The Toronto owners of a northeastern Ontario cobalt refinery are talking about a physical expansion of their dormant plant to be the exclusive supplier to the North American electric vehicle market.
First Cobalt released its much-anticipated feasibility study of the former Yukon refinery that they bought three years ago, just outside the town of Cobalt.
“This is a mining story that’s turned into a chemical story,” said company president-CEO Trent Mell in a May 4 conference call to analysts and investors.
The junior miner-turned-refiner startup has the only permitted facility in North America capable of processing cobalt hydroxide feed shipped in from offshore into a highly pure cobalt sulfate, used in manufacturing lithium-ion batteries.

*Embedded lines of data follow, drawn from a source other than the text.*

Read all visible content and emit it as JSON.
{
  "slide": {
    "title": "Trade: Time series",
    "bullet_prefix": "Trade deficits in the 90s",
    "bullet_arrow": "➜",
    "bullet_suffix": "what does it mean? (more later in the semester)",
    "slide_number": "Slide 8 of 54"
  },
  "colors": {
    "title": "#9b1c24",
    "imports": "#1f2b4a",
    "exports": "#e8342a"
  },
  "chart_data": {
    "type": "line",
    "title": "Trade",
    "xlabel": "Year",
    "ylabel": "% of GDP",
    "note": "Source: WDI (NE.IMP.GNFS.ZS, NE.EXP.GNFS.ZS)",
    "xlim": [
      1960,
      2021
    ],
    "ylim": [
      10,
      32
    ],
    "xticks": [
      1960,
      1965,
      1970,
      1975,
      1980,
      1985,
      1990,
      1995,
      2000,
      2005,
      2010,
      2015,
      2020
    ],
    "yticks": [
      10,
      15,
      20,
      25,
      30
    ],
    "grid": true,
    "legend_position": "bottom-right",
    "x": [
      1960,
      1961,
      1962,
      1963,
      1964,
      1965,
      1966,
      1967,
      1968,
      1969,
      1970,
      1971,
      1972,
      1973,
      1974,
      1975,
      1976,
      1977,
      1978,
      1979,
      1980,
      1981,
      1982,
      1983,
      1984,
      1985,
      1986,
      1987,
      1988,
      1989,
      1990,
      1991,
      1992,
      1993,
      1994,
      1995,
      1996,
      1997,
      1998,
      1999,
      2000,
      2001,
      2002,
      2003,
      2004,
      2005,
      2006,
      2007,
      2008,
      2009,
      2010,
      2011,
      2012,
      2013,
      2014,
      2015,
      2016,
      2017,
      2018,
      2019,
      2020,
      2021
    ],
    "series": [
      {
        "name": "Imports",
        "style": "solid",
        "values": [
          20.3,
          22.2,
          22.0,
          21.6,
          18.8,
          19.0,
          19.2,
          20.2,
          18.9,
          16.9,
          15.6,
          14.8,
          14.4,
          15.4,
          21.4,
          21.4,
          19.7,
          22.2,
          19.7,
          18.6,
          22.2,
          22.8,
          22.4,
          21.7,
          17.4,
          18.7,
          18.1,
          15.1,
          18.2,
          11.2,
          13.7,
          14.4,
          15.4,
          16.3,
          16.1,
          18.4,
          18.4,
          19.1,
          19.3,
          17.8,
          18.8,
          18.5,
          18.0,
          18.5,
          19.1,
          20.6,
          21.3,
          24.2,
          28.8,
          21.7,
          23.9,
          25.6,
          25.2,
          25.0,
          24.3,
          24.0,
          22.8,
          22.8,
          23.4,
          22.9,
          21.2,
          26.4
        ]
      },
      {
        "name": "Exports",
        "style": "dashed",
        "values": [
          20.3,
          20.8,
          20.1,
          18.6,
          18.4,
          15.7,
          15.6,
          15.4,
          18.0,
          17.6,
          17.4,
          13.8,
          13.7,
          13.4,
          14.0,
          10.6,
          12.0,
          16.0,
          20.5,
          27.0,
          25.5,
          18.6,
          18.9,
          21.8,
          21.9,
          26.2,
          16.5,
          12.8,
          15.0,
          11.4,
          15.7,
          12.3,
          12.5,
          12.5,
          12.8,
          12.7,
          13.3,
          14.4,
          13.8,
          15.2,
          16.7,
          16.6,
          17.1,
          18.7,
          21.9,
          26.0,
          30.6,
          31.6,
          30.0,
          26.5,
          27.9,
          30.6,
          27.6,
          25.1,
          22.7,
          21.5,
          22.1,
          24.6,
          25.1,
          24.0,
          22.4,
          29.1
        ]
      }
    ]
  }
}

Mell and his management team mapped out the road ahead for 2020 in what stands to be a pivotal year for the company as they seek to position the hydrometallurgical refinery as a toll processing operation for global mining companies.
Chinese refiners currently control almost 80 per cent of the world’s finished cobalt product, followed by Japan and Finland. First Cobalt believes they can cut a five per cent slice of that refined market.
Mell said Western car manufacturers have a strong appetite to see a domestic processor to shorten their supply chains.
The key to moving the project forward in 2020 is wrapping up a commercial agreement with Glencore to start supplying the refinery with raw cobalt feed from the Democratic Republic of Congo.
The international base metal mining giant funded the refinery restart study.
First Cobalt also needs an amendment to their provincial closure plan permit and three environmental approvals that will allow them to increase production from 12 tonnes per day to 55 tonnes per day by late 2021.
It would allow them to expand the refinery over a 12-month construction period. Work could begin by this fall.